Thursday, April 14, 2011

Will the Higher Education Bubble Burst?

Re: Will the Education Bubble Burst?

On Twitter, someone posted a link (Mr. Thiel, I resume? -ed.) to an op-ed piece which asked the question, ‘Will higher education be the next bubble to burst?’ or words to that effect.

If enough people turn away, or drop out, because of the high cost, or because it is seen as ‘training for mediocrity,’ then that bubble has already burst.

About a year ago, I wrote something called 'Marconi' for this blog about a ‘bubble’ of radio waves traveling outwards from Earth at more or less the speed of light, and how an alien civilization might intercept and respond to the signal...

Again on Twitter, maybe nine minutes later, someone posted a link to a story, based upon the possibility of aliens intercepting or perceiving our bubble of radio waves emanating from Earth and how they might react. I am not complaining about ‘someone stealing my idea,’ for surely I got my own ideas from somewhere, most likely the encyclopedia; and surely some other much more famous and hopefully better-paid writer has already made the most of the concept.

And I just sort of drifted off into my own thoughts...

My point is that we stand upon the shoulders of giants. The point is that any reasonably well-read working class individual living today has a billion times more useful information available to them than Julius Caesar. It is also true that we compete in a world where many have this available. The fact of ‘the many’ equals us up by simple competition. A competitive advantage never lasts for very long. That’s because we all learn so very, very much from each other.

I’m not even questioning what we as individuals do with it. I'm not complaining about pudgy, asthmatic kids playing virtual baseball in the living room or pudgy, asthmatic fifty year-old kids who never grew up writing about weird stuff. But somehow we must acquire the basic minimum of knowledge to be able to learn or even devise new things on our own without constant supervision. And the world is getting a lot more complicated, which demands new skills.

No nine year-old kid living in a yurt in the Gobi desert ever gets up in the morning and decides to come up with a Grand Unified Theory of the cosmos and its underlying infrastructure. He simply doesn’t have the words. You could not stick him in a modern science research lab and expect him to accomplish anything more than to make paper airplanes and to play table-top hockey with a roll of tape and a like-minded friend.

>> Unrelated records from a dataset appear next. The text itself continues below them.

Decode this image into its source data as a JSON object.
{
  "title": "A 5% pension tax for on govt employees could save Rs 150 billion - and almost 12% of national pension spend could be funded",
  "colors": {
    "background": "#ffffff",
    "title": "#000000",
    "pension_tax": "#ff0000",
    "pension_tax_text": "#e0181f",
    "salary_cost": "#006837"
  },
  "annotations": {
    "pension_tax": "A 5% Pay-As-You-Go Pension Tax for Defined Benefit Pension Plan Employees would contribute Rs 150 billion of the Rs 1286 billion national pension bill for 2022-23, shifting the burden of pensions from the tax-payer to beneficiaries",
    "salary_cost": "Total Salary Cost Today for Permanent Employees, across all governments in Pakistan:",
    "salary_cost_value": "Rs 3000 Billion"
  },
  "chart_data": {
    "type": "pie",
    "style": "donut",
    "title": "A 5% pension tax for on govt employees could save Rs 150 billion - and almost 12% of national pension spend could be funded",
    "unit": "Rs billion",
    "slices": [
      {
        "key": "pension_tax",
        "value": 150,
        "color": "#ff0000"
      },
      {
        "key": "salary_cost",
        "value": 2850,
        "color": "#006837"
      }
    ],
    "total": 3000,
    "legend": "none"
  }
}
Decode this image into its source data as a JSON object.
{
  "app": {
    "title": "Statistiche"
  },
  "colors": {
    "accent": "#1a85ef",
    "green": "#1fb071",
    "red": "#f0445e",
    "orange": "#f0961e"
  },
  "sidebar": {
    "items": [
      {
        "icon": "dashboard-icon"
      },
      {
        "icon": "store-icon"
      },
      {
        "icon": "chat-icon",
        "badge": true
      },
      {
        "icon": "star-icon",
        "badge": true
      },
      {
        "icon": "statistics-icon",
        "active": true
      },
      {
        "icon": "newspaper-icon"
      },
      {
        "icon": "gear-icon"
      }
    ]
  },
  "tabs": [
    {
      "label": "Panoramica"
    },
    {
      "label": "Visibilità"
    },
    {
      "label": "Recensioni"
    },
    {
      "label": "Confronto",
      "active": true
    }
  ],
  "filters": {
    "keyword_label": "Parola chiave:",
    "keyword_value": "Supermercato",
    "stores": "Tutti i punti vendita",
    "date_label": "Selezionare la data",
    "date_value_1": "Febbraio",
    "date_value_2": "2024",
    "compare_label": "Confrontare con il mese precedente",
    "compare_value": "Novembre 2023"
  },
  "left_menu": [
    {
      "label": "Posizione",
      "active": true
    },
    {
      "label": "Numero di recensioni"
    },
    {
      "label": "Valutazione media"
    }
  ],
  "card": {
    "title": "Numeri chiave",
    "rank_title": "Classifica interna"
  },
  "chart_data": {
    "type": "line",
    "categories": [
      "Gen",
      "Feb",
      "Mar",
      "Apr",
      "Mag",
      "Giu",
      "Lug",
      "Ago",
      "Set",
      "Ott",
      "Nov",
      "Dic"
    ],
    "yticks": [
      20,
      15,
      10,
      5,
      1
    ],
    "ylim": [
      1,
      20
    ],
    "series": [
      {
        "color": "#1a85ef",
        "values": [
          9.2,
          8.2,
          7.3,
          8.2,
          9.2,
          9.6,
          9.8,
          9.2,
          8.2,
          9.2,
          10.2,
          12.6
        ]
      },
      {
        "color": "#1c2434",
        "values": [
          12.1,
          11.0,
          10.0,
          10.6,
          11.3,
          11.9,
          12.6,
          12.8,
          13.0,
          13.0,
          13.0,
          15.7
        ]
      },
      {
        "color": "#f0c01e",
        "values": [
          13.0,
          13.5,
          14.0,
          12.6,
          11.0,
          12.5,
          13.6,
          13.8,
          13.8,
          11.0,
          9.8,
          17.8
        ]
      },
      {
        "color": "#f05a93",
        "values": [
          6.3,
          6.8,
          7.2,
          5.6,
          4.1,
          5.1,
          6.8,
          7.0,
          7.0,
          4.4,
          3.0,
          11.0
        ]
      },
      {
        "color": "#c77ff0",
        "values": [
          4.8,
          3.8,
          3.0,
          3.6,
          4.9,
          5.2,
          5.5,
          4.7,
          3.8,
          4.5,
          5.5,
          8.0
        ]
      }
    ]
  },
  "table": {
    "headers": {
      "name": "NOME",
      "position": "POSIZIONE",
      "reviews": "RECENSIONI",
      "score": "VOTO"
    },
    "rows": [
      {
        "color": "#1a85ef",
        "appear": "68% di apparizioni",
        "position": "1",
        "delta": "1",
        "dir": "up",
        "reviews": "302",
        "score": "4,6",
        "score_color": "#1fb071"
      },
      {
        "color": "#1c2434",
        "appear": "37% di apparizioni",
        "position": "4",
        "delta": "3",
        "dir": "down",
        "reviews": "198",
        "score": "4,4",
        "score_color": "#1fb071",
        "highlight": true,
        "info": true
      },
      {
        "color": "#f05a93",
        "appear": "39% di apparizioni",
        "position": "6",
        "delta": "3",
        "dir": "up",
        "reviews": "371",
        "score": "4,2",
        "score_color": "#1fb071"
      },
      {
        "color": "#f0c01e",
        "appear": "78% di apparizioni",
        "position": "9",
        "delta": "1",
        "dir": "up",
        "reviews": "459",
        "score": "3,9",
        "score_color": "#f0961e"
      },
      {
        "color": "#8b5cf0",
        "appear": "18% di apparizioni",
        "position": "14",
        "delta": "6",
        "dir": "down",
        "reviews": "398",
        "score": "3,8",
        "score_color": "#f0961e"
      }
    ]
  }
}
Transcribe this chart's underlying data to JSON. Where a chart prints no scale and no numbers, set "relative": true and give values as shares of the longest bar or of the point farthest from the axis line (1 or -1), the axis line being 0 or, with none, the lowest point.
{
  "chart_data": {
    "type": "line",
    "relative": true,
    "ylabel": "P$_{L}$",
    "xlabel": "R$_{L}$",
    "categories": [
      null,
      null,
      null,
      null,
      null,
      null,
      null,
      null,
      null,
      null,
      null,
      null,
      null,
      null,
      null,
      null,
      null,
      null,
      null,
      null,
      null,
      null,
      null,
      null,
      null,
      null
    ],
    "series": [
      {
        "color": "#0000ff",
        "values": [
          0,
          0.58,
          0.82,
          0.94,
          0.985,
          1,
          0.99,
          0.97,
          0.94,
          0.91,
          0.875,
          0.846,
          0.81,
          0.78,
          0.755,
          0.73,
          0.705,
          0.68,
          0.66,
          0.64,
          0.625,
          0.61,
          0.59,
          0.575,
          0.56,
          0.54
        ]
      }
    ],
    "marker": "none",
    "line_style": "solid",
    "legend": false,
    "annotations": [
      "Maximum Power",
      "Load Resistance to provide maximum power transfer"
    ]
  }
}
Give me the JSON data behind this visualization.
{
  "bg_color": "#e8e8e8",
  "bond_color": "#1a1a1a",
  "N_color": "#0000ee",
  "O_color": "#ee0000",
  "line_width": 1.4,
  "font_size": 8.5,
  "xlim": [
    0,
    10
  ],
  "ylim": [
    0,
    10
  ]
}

He doesn’t have the most basic math, he has little in the way of logic or reasoning skills, he doesn’t have the symbols or words in his head. He has never read a book on it. He has never discussed it, or even listened to ‘smart’ people talk about such things. That is not to say he would never ask about the nature of the universe, question the meaning of life, or whether or not there are gods. No one is saying he is stupid.

Wouldn’t he sooner or later ask, “What is Good and Evil, daddy?”

I suspect he would.

But without a lot of help from the great minds of history, he isn’t likely to get too far with it, and there is no one there to listen if he did. By our own standards, anything he comes up with is more likely to be superstition, magic and evil spirits, or self-serving ignorance; a justification more than anything.

Is higher education too expensive? I guess that depends on who’s asking, and whether or not they have the price of admission. The sad truth is that most of us don’t.

Anything that makes it easier for more people to get a higher education is a good idea, and will make the world a better place for all of us.

Anything that makes it harder for more people to get a higher education is a bad idea, and will make the world a worse place for all of us. What is so hard about that?

It’s a simple question of Good versus Evil. How it will all turn out, only God knows and only Father Time can tell.

But the real question asked in Twitteropia, and in several other forums by other commentators, was whether higher education is ‘elitist.’ Oxford and Cambridge are elite schools. Harvard and Yale are elite schools. What about the school I went to? ‘Not exactly.’

Of course there is elitism. The Ivy League schools are elite schools. The fewer students who attend them, the more 'intimate' it is. The richer they are, the more elitist it is. The higher you jack the cost of schooling, the smaller the student population, and the more elitist it becomes.

There are undoubtedly forces and ideologies in the world today that would like to shut down all learning except that which stems from their own teachings. They want to control the curriculum. And yes, ladies and gentlemen, some of those minds were trained in Ivy League schools...and some were educated in yurts.

The invention of the printing press broke the church and state monopoly on knowledge and learning. It freed us from the ignorance of our ancestors.

More importantly, it also broke the monopoly on teaching, with profound results.

With luck and application, the internet can and will break any elite’s monopoly on knowledge, teaching, and political power. It spreads the power around a little, which is just the way it should be.

I have a suggestion.

We should listen very carefully to what ‘they’ have to say, and then we should use our own heads to make up our own minds in order to decide what is best for ourselves and our families. All of the knowledge, all of the great minds of history are right there at our fingertips.

The internet is the key to the greatest library in all of creation, and the great universities of the world are all on the internet too. Use it wisely, abuse it if you must, but use it above all else.

Because if we don’t use it, somebody else will.